SACM’s R&D activities relating to the use of Nb3Sn as a superconducting material for high-field magnets have led to the construction of a magnet intended for FRESCA2, CERN’s new conductor testing facility. Work on this magnet is part of the European EuCARD program. The magnet, developed and constructed in collaboration with CERN, is a 1.5 m long dipole magnet that can generate a field with a strength of 13 T at the center at 4.2 K, in a 100 mm aperture, and homogeneity of around 1% over 700 mm. A block configuration was selected: each pole consists of two “racetrack” coils, with two conductor layers each, with tilted heads to allow room for the beam tube. The Rutherford conductor will be composed of forty 1 mm diameter strands.
The heat treatment (2-3 weeks at temperatures up to 650-700 °C) required to make the intermetallic compound that affords superconducting properties induces a change in cable size. The use of Nb3Sn after reaction is delicate and has technological consequences:
? The increase in the cross-sectional area of the conductor was taken into account right from tooling design.

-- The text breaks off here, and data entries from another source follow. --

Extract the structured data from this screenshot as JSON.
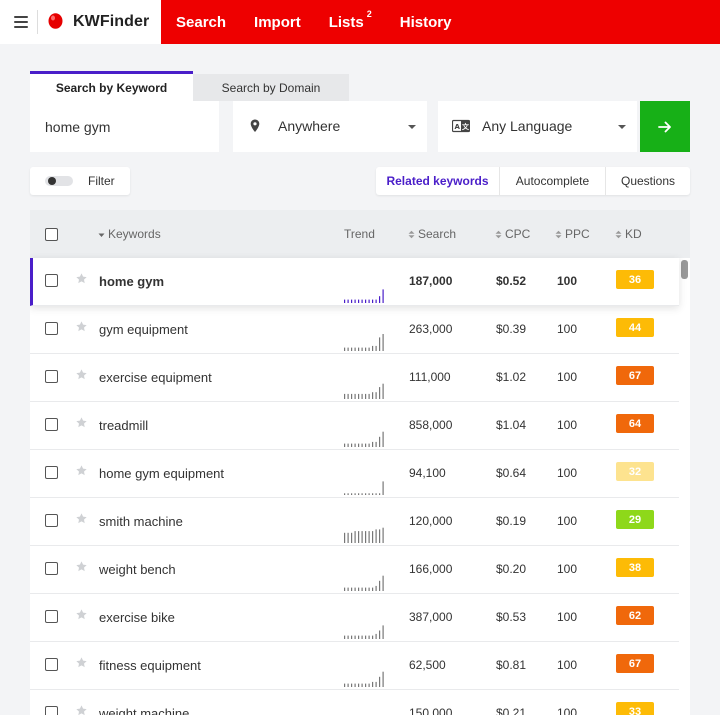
{
  "header": {
    "app_name": "KWFinder",
    "nav": [
      {
        "label": "Search"
      },
      {
        "label": "Import"
      },
      {
        "label": "Lists",
        "badge": "2"
      },
      {
        "label": "History"
      }
    ]
  },
  "search": {
    "tabs": [
      {
        "label": "Search by Keyword"
      },
      {
        "label": "Search by Domain"
      }
    ],
    "keyword_value": "home gym",
    "location_value": "Anywhere",
    "language_value": "Any Language"
  },
  "filter": {
    "label": "Filter"
  },
  "result_tabs": [
    {
      "label": "Related keywords"
    },
    {
      "label": "Autocomplete"
    },
    {
      "label": "Questions"
    }
  ],
  "table": {
    "columns": {
      "keywords": "Keywords",
      "trend": "Trend",
      "search": "Search",
      "cpc": "CPC",
      "ppc": "PPC",
      "kd": "KD"
    },
    "rows": [
      {
        "keyword": "home gym",
        "search": "187,000",
        "cpc": "$0.52",
        "ppc": "100",
        "kd": "36",
        "kd_color": "#fdbb06",
        "trend": [
          2,
          2,
          2,
          2,
          2,
          2,
          2,
          2,
          2,
          2,
          4,
          8
        ]
      },
      {
        "keyword": "gym equipment",
        "search": "263,000",
        "cpc": "$0.39",
        "ppc": "100",
        "kd": "44",
        "kd_color": "#fdbb06",
        "trend": [
          2,
          2,
          2,
          2,
          2,
          2,
          2,
          2,
          3,
          3,
          8,
          10
        ]
      },
      {
        "keyword": "exercise equipment",
        "search": "111,000",
        "cpc": "$1.02",
        "ppc": "100",
        "kd": "67",
        "kd_color": "#f0680b",
        "trend": [
          3,
          3,
          3,
          3,
          3,
          3,
          3,
          3,
          4,
          4,
          7,
          9
        ]
      },
      {
        "keyword": "treadmill",
        "search": "858,000",
        "cpc": "$1.04",
        "ppc": "100",
        "kd": "64",
        "kd_color": "#f0680b",
        "trend": [
          2,
          2,
          2,
          2,
          2,
          2,
          2,
          2,
          3,
          3,
          6,
          9
        ]
      },
      {
        "keyword": "home gym equipment",
        "search": "94,100",
        "cpc": "$0.64",
        "ppc": "100",
        "kd": "32",
        "kd_color": "#fde38f",
        "trend": [
          1,
          1,
          1,
          1,
          1,
          1,
          1,
          1,
          1,
          1,
          1,
          8
        ]
      },
      {
        "keyword": "smith machine",
        "search": "120,000",
        "cpc": "$0.19",
        "ppc": "100",
        "kd": "29",
        "kd_color": "#8ed81a",
        "trend": [
          6,
          6,
          6,
          7,
          7,
          7,
          7,
          7,
          7,
          8,
          8,
          9
        ]
      },
      {
        "keyword": "weight bench",
        "search": "166,000",
        "cpc": "$0.20",
        "ppc": "100",
        "kd": "38",
        "kd_color": "#fdbb06",
        "trend": [
          2,
          2,
          2,
          2,
          2,
          2,
          2,
          2,
          2,
          3,
          6,
          9
        ]
      },
      {
        "keyword": "exercise bike",
        "search": "387,000",
        "cpc": "$0.53",
        "ppc": "100",
        "kd": "62",
        "kd_color": "#f0680b",
        "trend": [
          2,
          2,
          2,
          2,
          2,
          2,
          2,
          2,
          2,
          3,
          5,
          8
        ]
      },
      {
        "keyword": "fitness equipment",
        "search": "62,500",
        "cpc": "$0.81",
        "ppc": "100",
        "kd": "67",
        "kd_color": "#f0680b",
        "trend": [
          2,
          2,
          2,
          2,
          2,
          2,
          2,
          2,
          3,
          3,
          6,
          9
        ]
      },
      {
        "keyword": "weight machine",
        "search": "150,000",
        "cpc": "$0.21",
        "ppc": "100",
        "kd": "33",
        "kd_color": "#fdbb06",
        "trend": [
          2,
          2,
          2,
          2,
          2,
          2,
          2,
          2,
          2,
          3,
          5,
          8
        ]
      }
    ]
  },
  "colors": {
    "brand_red": "#ee0000",
    "accent_purple": "#4a1ec9",
    "go_green": "#17b017"
  },
  "icons": {
    "menu": "hamburger-icon",
    "logo": "balloon-logo",
    "location": "location-pin-icon",
    "language": "translate-icon",
    "go": "arrow-right-icon",
    "star": "star-icon"
  }
}
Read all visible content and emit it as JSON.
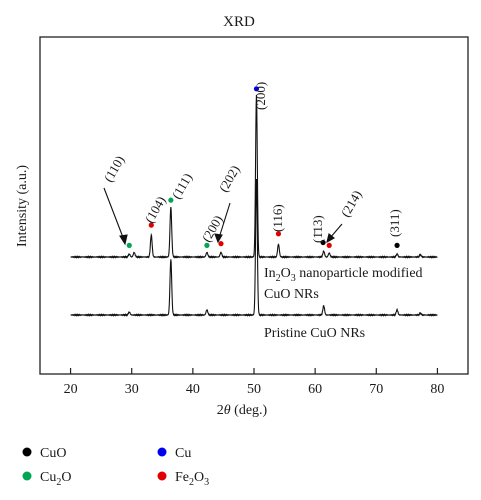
{
  "chart_data": {
    "type": "line",
    "title": "XRD",
    "xlabel": "2θ (deg.)",
    "ylabel": "Intensity (a.u.)",
    "xlim": [
      15,
      85
    ],
    "x_ticks": [
      "20",
      "30",
      "40",
      "50",
      "60",
      "70",
      "80"
    ],
    "y_ticks": [],
    "grid": false,
    "legend_position": "below-plot-left",
    "legend": [
      {
        "name": "CuO",
        "color": "#000000"
      },
      {
        "name": "Cu",
        "color": "#0000ee"
      },
      {
        "name": "Cu2O",
        "color": "#00a651"
      },
      {
        "name": "Fe2O3",
        "color": "#e00000"
      }
    ],
    "series": [
      {
        "name": "In2O3 nanoparticle modified CuO NRs",
        "baseline": 1.0,
        "peaks": [
          {
            "x": 29.6,
            "h": 0.05
          },
          {
            "x": 30.4,
            "h": 0.08
          },
          {
            "x": 33.2,
            "h": 0.38
          },
          {
            "x": 36.4,
            "h": 0.86
          },
          {
            "x": 42.3,
            "h": 0.08
          },
          {
            "x": 44.6,
            "h": 0.08
          },
          {
            "x": 50.4,
            "h": 2.8
          },
          {
            "x": 54.0,
            "h": 0.22
          },
          {
            "x": 61.4,
            "h": 0.1
          },
          {
            "x": 62.3,
            "h": 0.07
          },
          {
            "x": 73.4,
            "h": 0.05
          },
          {
            "x": 77.2,
            "h": 0.04
          }
        ]
      },
      {
        "name": "Pristine CuO NRs",
        "baseline": 0.0,
        "peaks": [
          {
            "x": 29.6,
            "h": 0.05
          },
          {
            "x": 36.4,
            "h": 0.96
          },
          {
            "x": 42.3,
            "h": 0.09
          },
          {
            "x": 50.4,
            "h": 2.35
          },
          {
            "x": 61.4,
            "h": 0.16
          },
          {
            "x": 73.4,
            "h": 0.09
          },
          {
            "x": 77.2,
            "h": 0.03
          }
        ]
      }
    ],
    "markers": [
      {
        "x": 29.6,
        "y": 1.2,
        "phase": "Cu2O",
        "color": "#00a651"
      },
      {
        "x": 33.2,
        "y": 1.55,
        "phase": "Fe2O3",
        "color": "#e00000"
      },
      {
        "x": 36.4,
        "y": 1.98,
        "phase": "Cu2O",
        "color": "#00a651"
      },
      {
        "x": 42.3,
        "y": 1.2,
        "phase": "Cu2O",
        "color": "#00a651"
      },
      {
        "x": 44.6,
        "y": 1.23,
        "phase": "Fe2O3",
        "color": "#e00000"
      },
      {
        "x": 50.4,
        "y": 3.9,
        "phase": "Cu",
        "color": "#0000ee"
      },
      {
        "x": 54.0,
        "y": 1.4,
        "phase": "Fe2O3",
        "color": "#e00000"
      },
      {
        "x": 61.3,
        "y": 1.25,
        "phase": "CuO",
        "color": "#000000"
      },
      {
        "x": 62.3,
        "y": 1.2,
        "phase": "Fe2O3",
        "color": "#e00000"
      },
      {
        "x": 73.4,
        "y": 1.2,
        "phase": "CuO",
        "color": "#000000"
      }
    ],
    "annotations": [
      "(110)",
      "(104)",
      "(111)",
      "(200)",
      "(202)",
      "(200)",
      "(116)",
      "(1̄13)",
      "(214)",
      "(311)"
    ],
    "series_labels": {
      "modified_line1": "In2O3 nanoparticle modified",
      "modified_line2": "CuO NRs",
      "pristine": "Pristine CuO NRs"
    }
  }
}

? At the same time, studies were carried out to assess axial contraction in the coil.
Starting in 2013, two full-scale prototypes were made using a copper conductor to validate the various stages of production (winding, transportation, heat treatment, junctions, instrumentation, impregnation) of the double racetrack coils, and the associated tooling. The final version of the winding and reaction tooling makes it possible to open longitudinal spaces in the winding table and central island, thus allowing the tooling to follow the axial contraction of the coils. This new function was tried out during four tests performed on the superconducting cable, with the complete tooling and a reduced number of turns.
After tuning the manufacturing process, production of the superconducting coils began in June 2015, and, in spring 2016, the first four Nb3Sn double racetrack coils will be wound, reacted and impregnated. The next steps will involve assembling the dipole in its mechanical housing (which will first be tested at 77 K at CERN), then testing the dipole at 4.2 K. This is scheduled for late 2016.